列車がフェリーでバルト海を渡る

スイスの山中の峠越えをするのに観光バスごと貨車に乗り、機関車に引っ張られてトンネルをくぐるカートレインやら、列車ごとフェリーに乗って海峡を渡りドイツからデンマークへと国境を越えるなど、乗り物好きにとっては欧州の旅はわくわく感いっぱいだ。



4年前のスイス旅行のときのこと。ベルン方面から、マッターホルンの麓ツェルマットに向かう途中にある全長約15kmのレッチベルクトンネルは自動車や徒歩での通過ができない。レッチベルク鉄道のカートレインが唯一の手段なのだ。トンネルの北側の駅から南側の駅の間をカートレインが運行されている。

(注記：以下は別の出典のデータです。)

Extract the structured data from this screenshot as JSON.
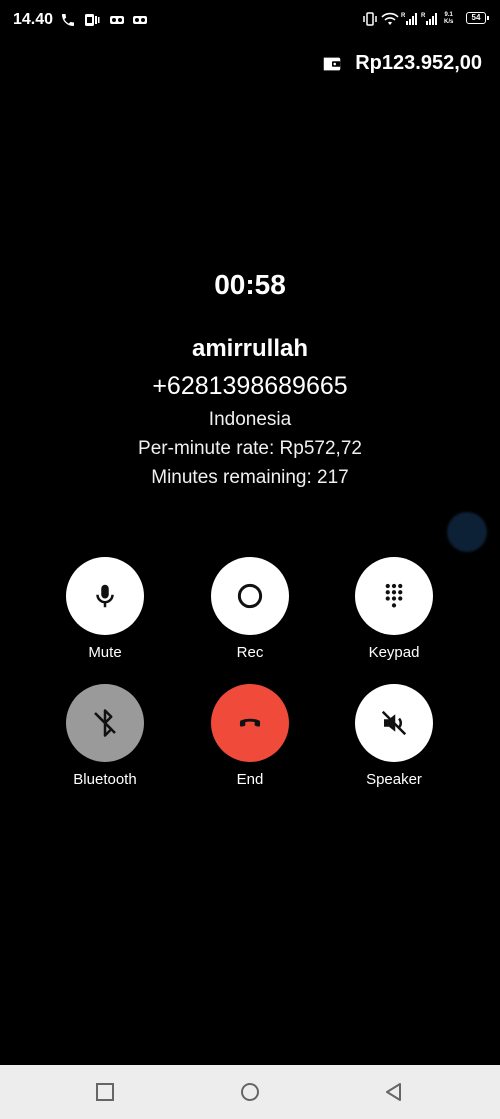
{
  "status_bar": {
    "time": "14.40",
    "net_speed_top": "9.1",
    "net_speed_bottom": "K/s",
    "battery_level": "54"
  },
  "balance": {
    "amount": "Rp123.952,00"
  },
  "call": {
    "timer": "00:58",
    "name": "amirrullah",
    "number": "+6281398689665",
    "country": "Indonesia",
    "rate": "Per-minute rate: Rp572,72",
    "remaining": "Minutes remaining: 217"
  },
  "controls": {
    "mute": "Mute",
    "rec": "Rec",
    "keypad": "Keypad",
    "bluetooth": "Bluetooth",
    "end": "End",
    "speaker": "Speaker"
  },
  "colors": {
    "end_button": "#f04a3a",
    "bluetooth_button": "#9a9a9a",
    "control_bg": "#ffffff",
    "nav_bar": "#ededed"
  }
}
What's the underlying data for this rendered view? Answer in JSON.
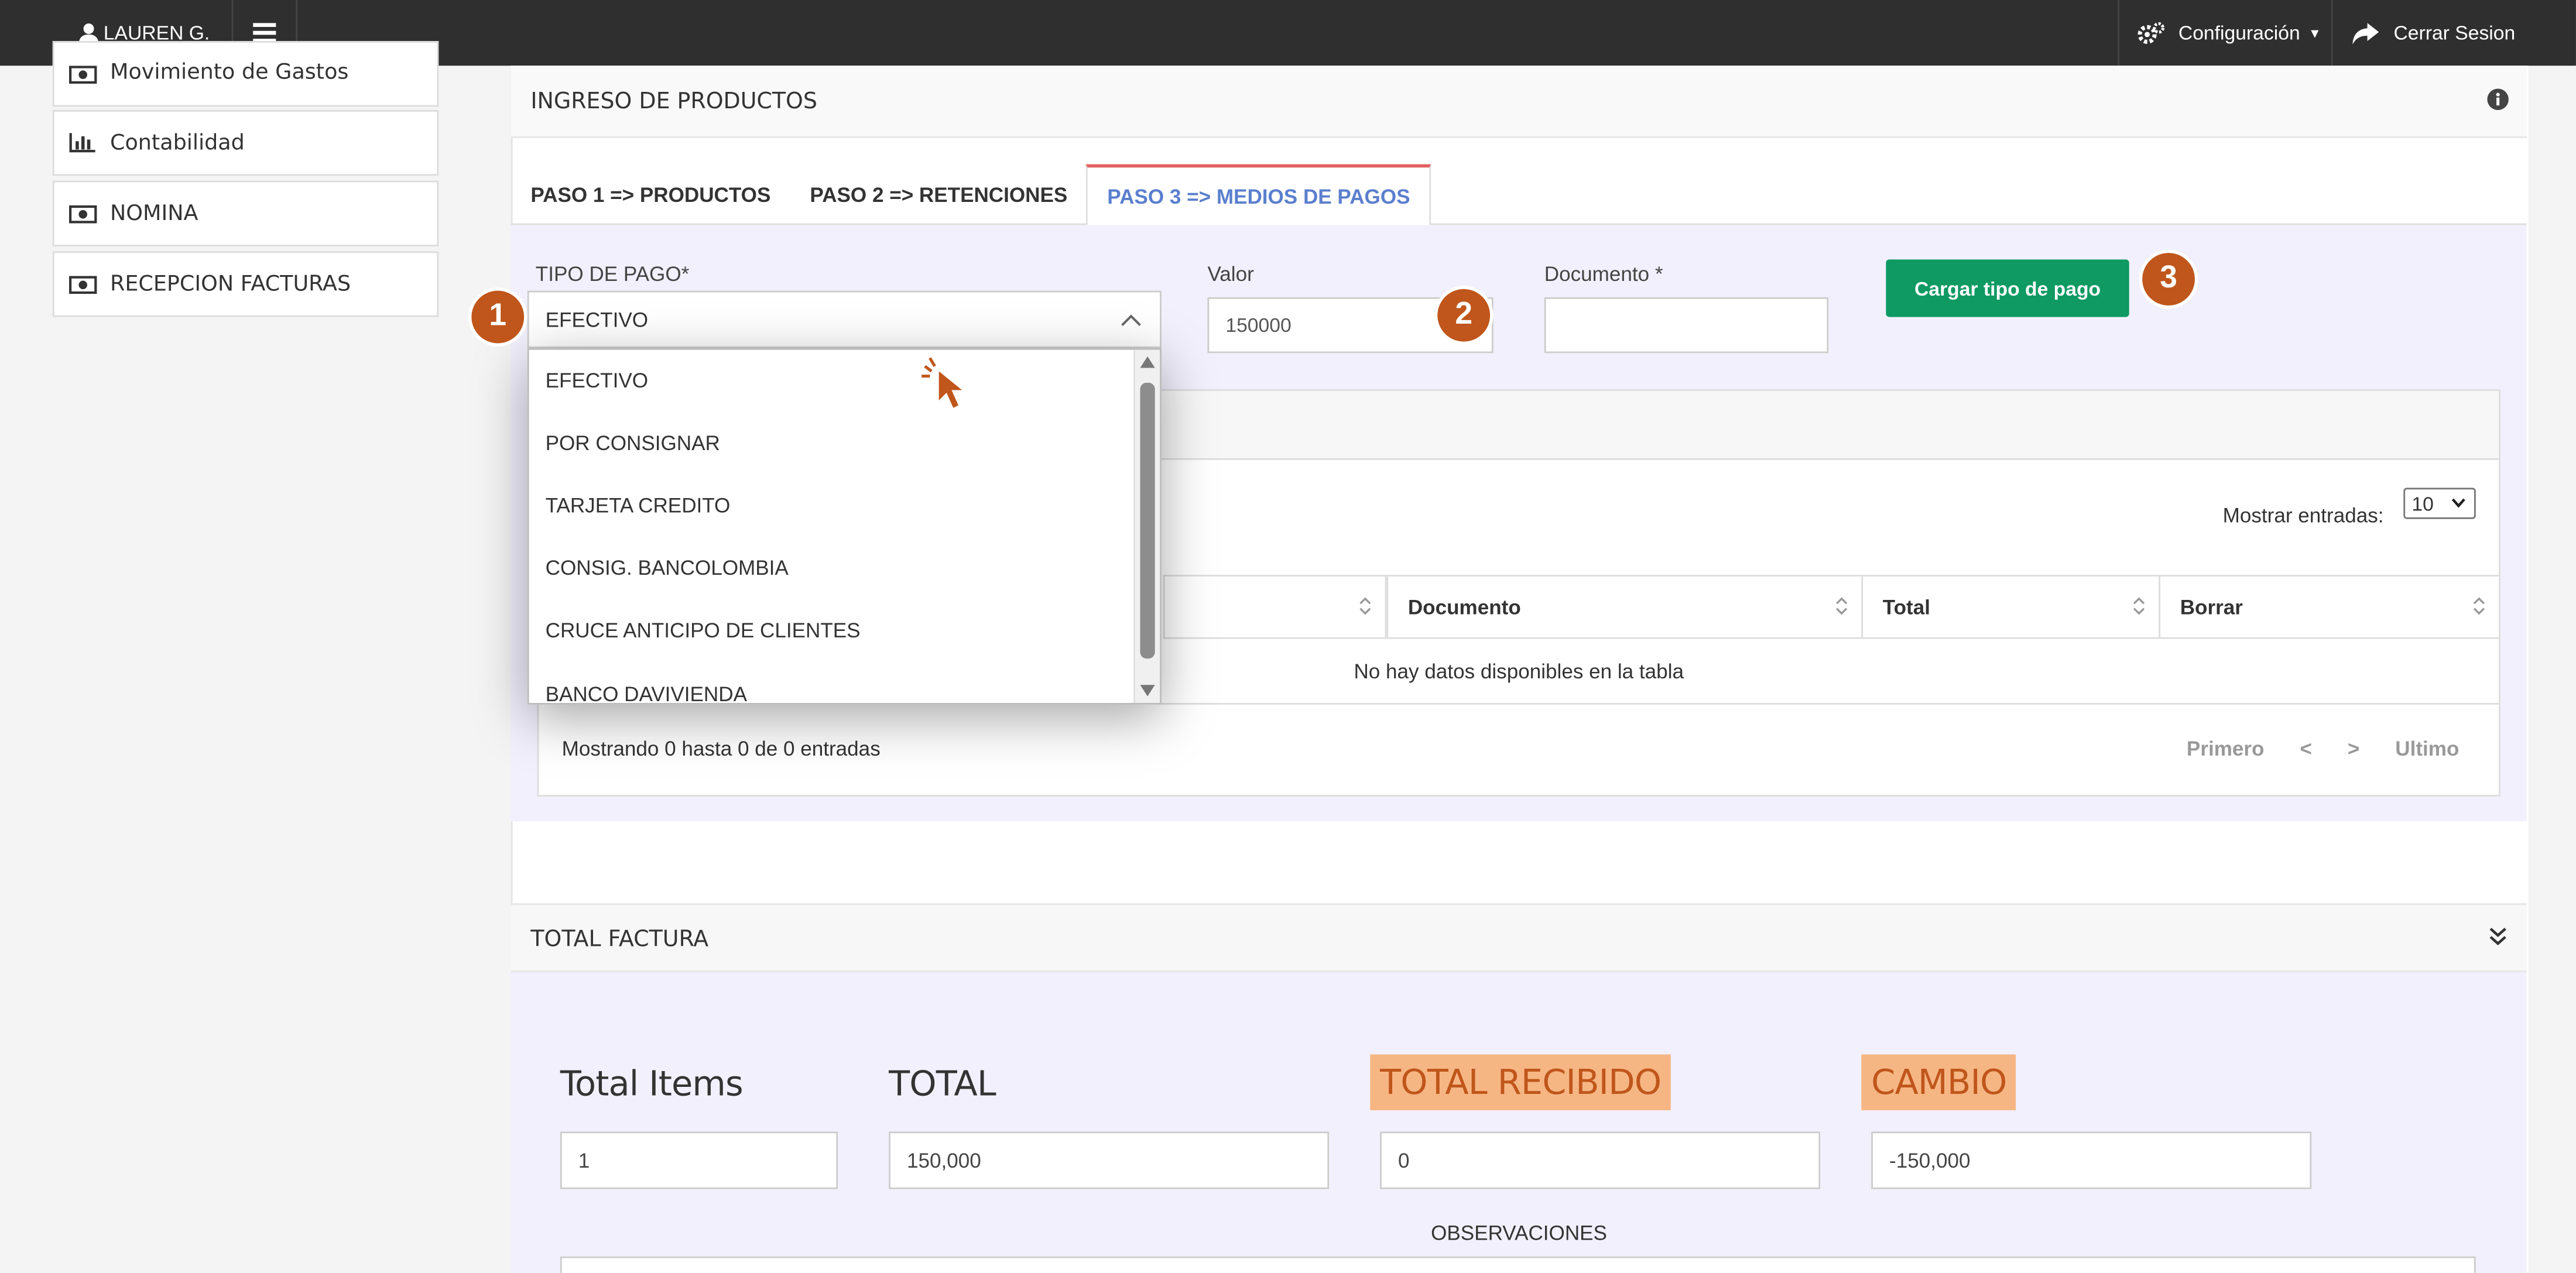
{
  "topbar": {
    "user_name": "LAUREN G.",
    "config_label": "Configuración",
    "logout_label": "Cerrar Sesion"
  },
  "sidebar": {
    "items": [
      {
        "label": "Movimiento de Gastos",
        "icon": "money-icon"
      },
      {
        "label": "Contabilidad",
        "icon": "bar-chart-icon"
      },
      {
        "label": "NOMINA",
        "icon": "money-icon"
      },
      {
        "label": "RECEPCION FACTURAS",
        "icon": "money-icon"
      }
    ]
  },
  "panel": {
    "title": "INGRESO DE PRODUCTOS",
    "tabs": [
      {
        "label": "PASO 1 => PRODUCTOS"
      },
      {
        "label": "PASO 2 => RETENCIONES"
      },
      {
        "label": "PASO 3 => MEDIOS DE PAGOS",
        "active": true
      }
    ]
  },
  "payment_form": {
    "tipo_label": "TIPO DE PAGO*",
    "tipo_value": "EFECTIVO",
    "valor_label": "Valor",
    "valor_value": "150000",
    "documento_label": "Documento *",
    "documento_value": "",
    "submit_label": "Cargar tipo de pago"
  },
  "dropdown": {
    "options": [
      "EFECTIVO",
      "POR CONSIGNAR",
      "TARJETA CREDITO",
      "CONSIG. BANCOLOMBIA",
      "CRUCE ANTICIPO DE CLIENTES",
      "BANCO DAVIVIENDA"
    ]
  },
  "badges": {
    "one": "1",
    "two": "2",
    "three": "3"
  },
  "table": {
    "show_entries_label": "Mostrar entradas:",
    "page_size": "10",
    "columns": [
      "Documento",
      "Total",
      "Borrar"
    ],
    "empty_message": "No hay datos disponibles en la tabla",
    "info": "Mostrando 0 hasta 0 de 0 entradas",
    "pager": {
      "first": "Primero",
      "prev": "<",
      "next": ">",
      "last": "Ultimo"
    }
  },
  "total_factura": {
    "title": "TOTAL FACTURA",
    "total_items_label": "Total Items",
    "total_items_value": "1",
    "total_label": "TOTAL",
    "total_value": "150,000",
    "recibido_label": "TOTAL RECIBIDO",
    "recibido_value": "0",
    "cambio_label": "CAMBIO",
    "cambio_value": "-150,000",
    "observaciones_label": "OBSERVACIONES"
  },
  "colors": {
    "topbar": "#2f2f2f",
    "accent_green": "#0e9a62",
    "badge_orange": "#c0561b",
    "highlight": "#f6b684",
    "active_tab_text": "#5b7fce",
    "active_tab_border": "#e26060",
    "form_bg": "#f2f0fd"
  }
}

所要時間約20分。バスの貨車への出し入れは神業的。左右10cmくらいしか隙間がない。無事にバスの積み卸ができたときには車内では一斉に安堵の拍手で客の一体感が感じられたことが忘れられない。



フランスの主要都市間や近隣諸国間を結ぶ国際高速列車がTGVならば、ドイツのそれはICEという。朝7時にベルリン中央駅を出発したICE1616は9時にはハンブルグに到着する。ここで、ICE33に乗り換えコペンハーゲンに向かう。列車の色も形もICE1616と全く同じ。音を聞くとどうもICE33は気動車だ。なぜ、気動車か後でわかった。

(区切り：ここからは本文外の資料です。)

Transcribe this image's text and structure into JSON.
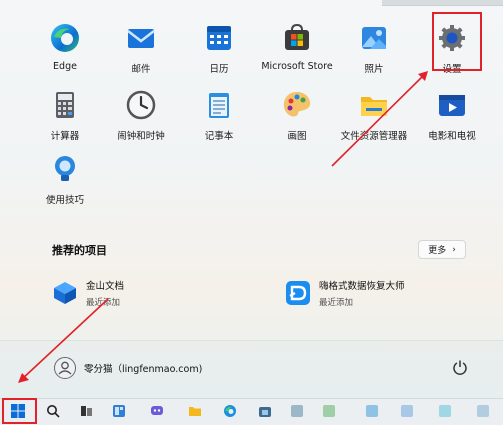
{
  "pinned": [
    {
      "label": "Edge",
      "icon": "edge-icon"
    },
    {
      "label": "邮件",
      "icon": "mail-icon"
    },
    {
      "label": "日历",
      "icon": "calendar-icon"
    },
    {
      "label": "Microsoft Store",
      "icon": "store-icon"
    },
    {
      "label": "照片",
      "icon": "photos-icon"
    },
    {
      "label": "设置",
      "icon": "settings-icon"
    },
    {
      "label": "计算器",
      "icon": "calculator-icon"
    },
    {
      "label": "闹钟和时钟",
      "icon": "clock-icon"
    },
    {
      "label": "记事本",
      "icon": "notepad-icon"
    },
    {
      "label": "画图",
      "icon": "paint-icon"
    },
    {
      "label": "文件资源管理器",
      "icon": "file-explorer-icon"
    },
    {
      "label": "电影和电视",
      "icon": "movies-icon"
    },
    {
      "label": "使用技巧",
      "icon": "tips-icon"
    }
  ],
  "recommended": {
    "title": "推荐的项目",
    "more_label": "更多",
    "items": [
      {
        "name": "金山文档",
        "sub": "最近添加",
        "icon": "kingsoft-docs-icon"
      },
      {
        "name": "嗨格式数据恢复大师",
        "sub": "最近添加",
        "icon": "data-recovery-icon"
      }
    ]
  },
  "user": {
    "name": "零分猫（lingfenmao.com)"
  },
  "colors": {
    "highlight": "#e1222a",
    "accent": "#0078d4"
  }
}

ドイツ側のプットガルデン駅からデンマーク側のロービュ駅までフェリーに乗って移動するのだ。その間約1時間。電車ではフェリーに乗り込めないのだ。ロービュ駅でまたレールに乗った列車は、コペンハーゲンをめざす。9時半にハンブルグを出発し午後2時15分にコペンハーゲンに到着。



日本ではちょっと考えられないことがあった。列車がフェリーに乗り込む際に、運転席を開放し見学させてくれるのだ。そして、フェリーの中まで入って行く一部始終を見せてくれる。マニアにとってはたまらないサービスだ。

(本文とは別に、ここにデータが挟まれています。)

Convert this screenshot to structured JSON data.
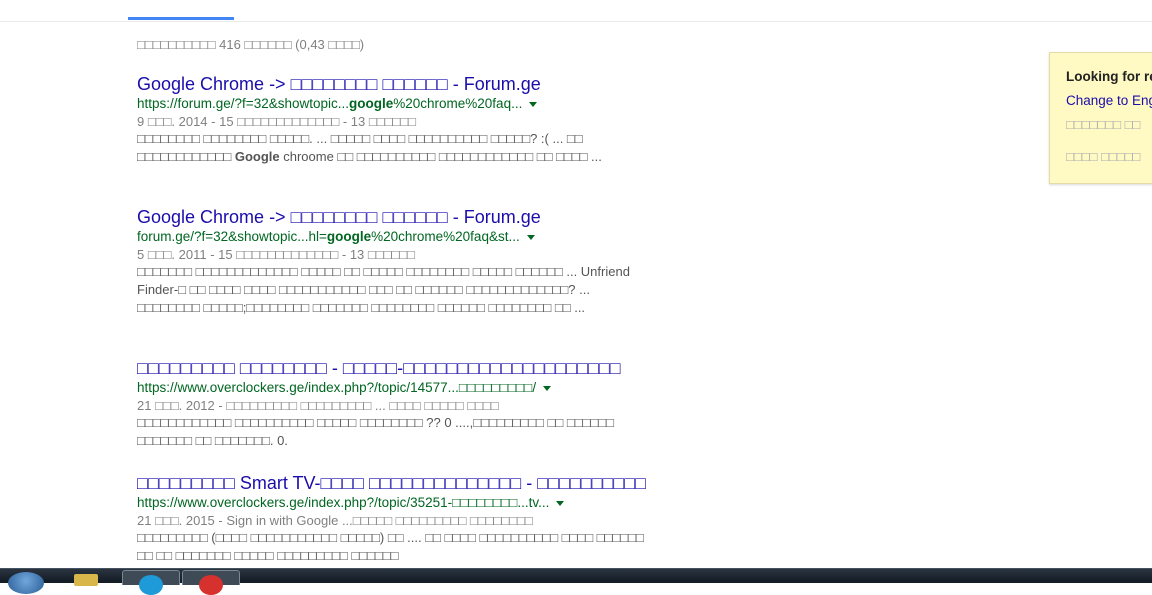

フェリーに乗っている時間がちょうどランチタイム。乗客は列車から降りて船内のラウンジでバルト海を眺めながらの食事だ。


我々4人以外に日本人はひとりもいない。我ら異邦人と悦に入っているが、まわりの彼らからはどうせ、チャイニーズかコリヤンかと思われているだろうに・・・。



”電キチ”ことリーダーのFの言によれば、日本でも洞爺丸事故の起きる前までの青函連絡船では列車ごと船に乗せて海を渡っていたそうだ。半世紀以上前のことだ。


バスは列車に乗り、列車はフェリーに乗る。なんとも、日本人の常識を超えた移動方法だ。列車に乗るために欧州まで旅に出る。欧州には旅の目的そのものになる列車がある。ハンブルグコペンハーゲン行きICEもまさにその列車のひとつだった。